Curious about what retirees should stop spending their hard-earned money on, I turned to ChatGPT. The AI offered some core suggestions about where retirees could trim their spending. When prompted, it also provided five things you can outright ditch before retirement to save money.
1. New Cars
Unless you’re a real road warrior, you’re likely not driving as much as you were before retirement. You don’t need a new car — especially not the car payments.
“Depreciation hits hard. Buying used or keeping an existing vehicle longer is more cost-effective,” ChatGPT said.
2. Trendy or Expensive Clothing
While you don’t want to wear the same sweats every day, you don’t need the pricey work wardrobe you once did. Instead, ChatGPT advised focusing on comfort, quality basics and versatile pieces.
And remember: Retirement is a great time to explore new hobbies — including visiting thrift or vintage stores for less expensive, more unique pieces.
3. Big Houses or Vacation Properties
In retirement, you should be more concerned with finding the perfect gift for the grandkids or figuring out who the killer is in the mystery novel you’re reading — not with worrying about maintenance, property taxes and utility bills that can eat into your fixed income.
ChatGPT suggested downsizing or renting vacation stays as needed.
4. Excessive Tech Upgrades
Sure, you want to be the “cool grandparent” who’s tech-savvy — but not the one who goes broke upgrading to the latest phone, laptop or smart gadget every year.
ChatGPT’s advice? Buy high-quality tech and replace it only when necessary. You can find other ways to be cool.
5. Extended Warranties
This one might surprise you, but ChatGPT said extended warranties are “often not worth the cost and rarely used.”
Instead, consider setting aside a small emergency fund to cover repairs or replacements, which can be more cost-effective in the long run.
6. Unused Subscriptions and Memberships
That gym membership sounded like a good idea at the time. So did that streaming service for one series. And that magazine you spotted in the bookstore? Yep, you signed up.
But then you barely used them. And those charges quietly added up.
ChatGPT’s guidance aligns with advice from human financial advisors: Audit your subscriptions annually and cancel the ones you don’t use.
7. Gifts Beyond Your Budget
You’re the master of the “just because” gift. You love treating your friends and family — especially the grandkids.

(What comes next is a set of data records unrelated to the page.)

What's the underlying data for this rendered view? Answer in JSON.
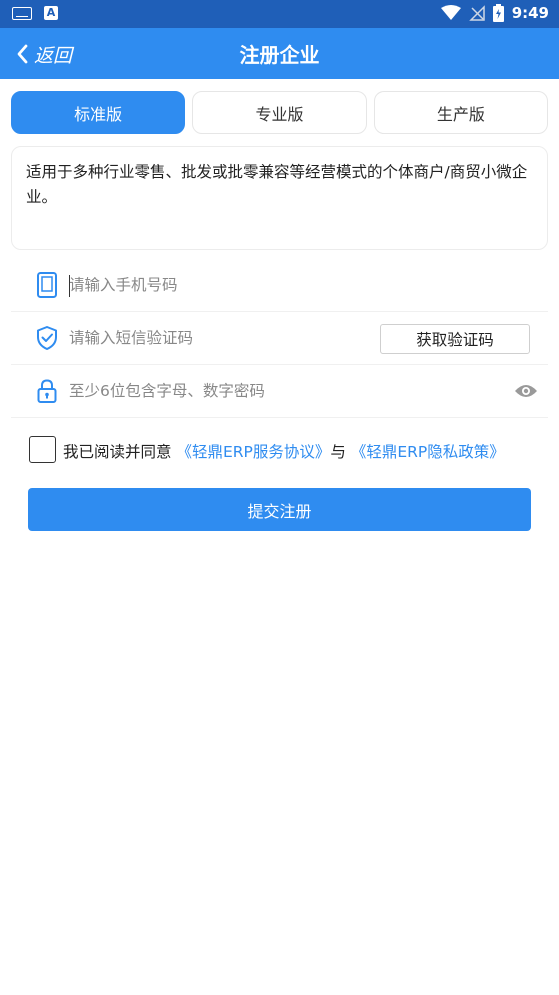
{
  "status_bar": {
    "time": "9:49",
    "badge": "A"
  },
  "nav": {
    "back_label": "返回",
    "title": "注册企业"
  },
  "tabs": [
    {
      "label": "标准版",
      "active": true
    },
    {
      "label": "专业版",
      "active": false
    },
    {
      "label": "生产版",
      "active": false
    }
  ],
  "description": "适用于多种行业零售、批发或批零兼容等经营模式的个体商户/商贸小微企业。",
  "form": {
    "phone_placeholder": "请输入手机号码",
    "sms_placeholder": "请输入短信验证码",
    "sms_button": "获取验证码",
    "password_placeholder": "至少6位包含字母、数字密码"
  },
  "agreement": {
    "prefix": "我已阅读并同意",
    "service_link": "《轻鼎ERP服务协议》",
    "conjunction": "与",
    "privacy_link": "《轻鼎ERP隐私政策》"
  },
  "submit_label": "提交注册",
  "colors": {
    "primary": "#2f8cf0",
    "status_bar": "#1f5fb8"
  }
}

But those little treats can easily snowball into serious spending.
Your loved ones might actually prefer thoughtful, inexpensive gifts or shared experiences over flashy purchases.
8. High-Risk Investments
ChatGPT flagged high-risk investments as a no-go because “retirees don’t have the time horizon to recover from big losses.” Instead, it suggested shifting toward safer, income-producing assets with lower risk.
Of course, ChatGPT isn’t a licensed financial advisor and doesn’t know your specific situation. Always consult with a professional before making investment decisions.
9. Excessive Dining Out
If you love fine dining, it’s easy for occasional indulgences to become regular habits — and that gets expensive fast.

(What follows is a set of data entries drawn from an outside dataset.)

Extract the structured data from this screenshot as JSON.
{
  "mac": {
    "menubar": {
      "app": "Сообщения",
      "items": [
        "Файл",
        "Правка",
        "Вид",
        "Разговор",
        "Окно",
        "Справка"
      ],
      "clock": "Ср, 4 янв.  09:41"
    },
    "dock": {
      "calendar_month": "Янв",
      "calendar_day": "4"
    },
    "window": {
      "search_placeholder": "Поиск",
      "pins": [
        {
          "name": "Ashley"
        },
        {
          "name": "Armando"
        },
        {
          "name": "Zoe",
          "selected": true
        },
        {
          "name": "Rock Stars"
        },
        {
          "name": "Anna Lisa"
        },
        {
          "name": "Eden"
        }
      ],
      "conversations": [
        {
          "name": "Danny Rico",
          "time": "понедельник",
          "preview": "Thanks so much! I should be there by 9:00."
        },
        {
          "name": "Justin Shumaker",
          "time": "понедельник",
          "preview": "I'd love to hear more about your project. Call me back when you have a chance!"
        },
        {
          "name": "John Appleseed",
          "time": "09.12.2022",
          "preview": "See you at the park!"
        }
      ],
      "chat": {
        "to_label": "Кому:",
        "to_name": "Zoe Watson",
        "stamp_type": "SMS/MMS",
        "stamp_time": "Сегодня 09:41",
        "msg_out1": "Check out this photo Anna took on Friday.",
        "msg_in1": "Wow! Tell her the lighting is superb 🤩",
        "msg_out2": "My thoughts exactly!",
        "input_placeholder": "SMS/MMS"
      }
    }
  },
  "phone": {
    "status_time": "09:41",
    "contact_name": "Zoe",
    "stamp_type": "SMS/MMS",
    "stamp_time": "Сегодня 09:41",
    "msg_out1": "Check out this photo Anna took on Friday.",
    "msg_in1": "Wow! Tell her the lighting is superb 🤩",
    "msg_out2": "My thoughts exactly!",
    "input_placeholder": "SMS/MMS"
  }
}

“Cook at home more often and reserve dining out for special occasions,” ChatGPT said.
10. Expensive Hobbies (Unless Budgeted For)
In a perfect world, retirement would be all about luxury travel, golfing and boating. But in reality, your budget needs to reflect your long-term goals.

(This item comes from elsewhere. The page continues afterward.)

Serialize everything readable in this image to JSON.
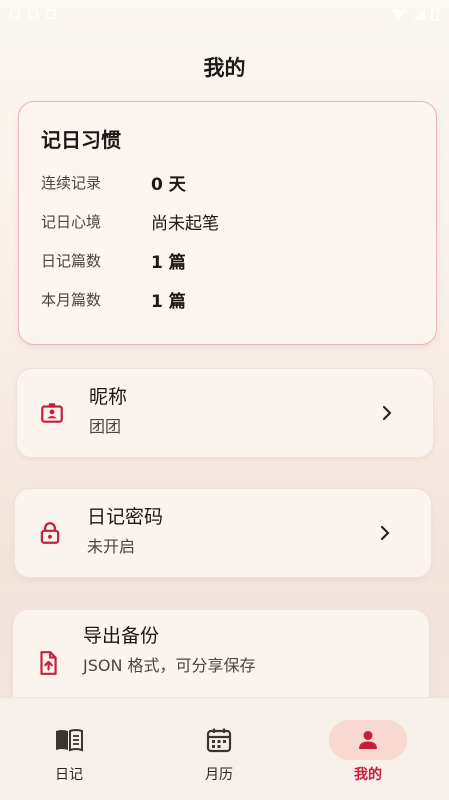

That doesn’t mean cutting out fun altogether. ChatGPT suggested exploring free or low-cost hobbies like joining a community group or volunteering.
5 Things To Ditch Before You Retire
The best time to start preparing financially for retirement was yesterday. The next best time? Right now. Here are five items and habits ChatGPT said you should give up before retirement:
- Debt (especially credit card and high-interest loans)
- Expensive cars or leases
- Oversized homes
- Unused subscriptions and memberships
- Overpriced insurance policies
As always, talk to a financial advisor you trust as you build a strategy for saving and managing debt. Still, AI can help kickstart the brainstorming process.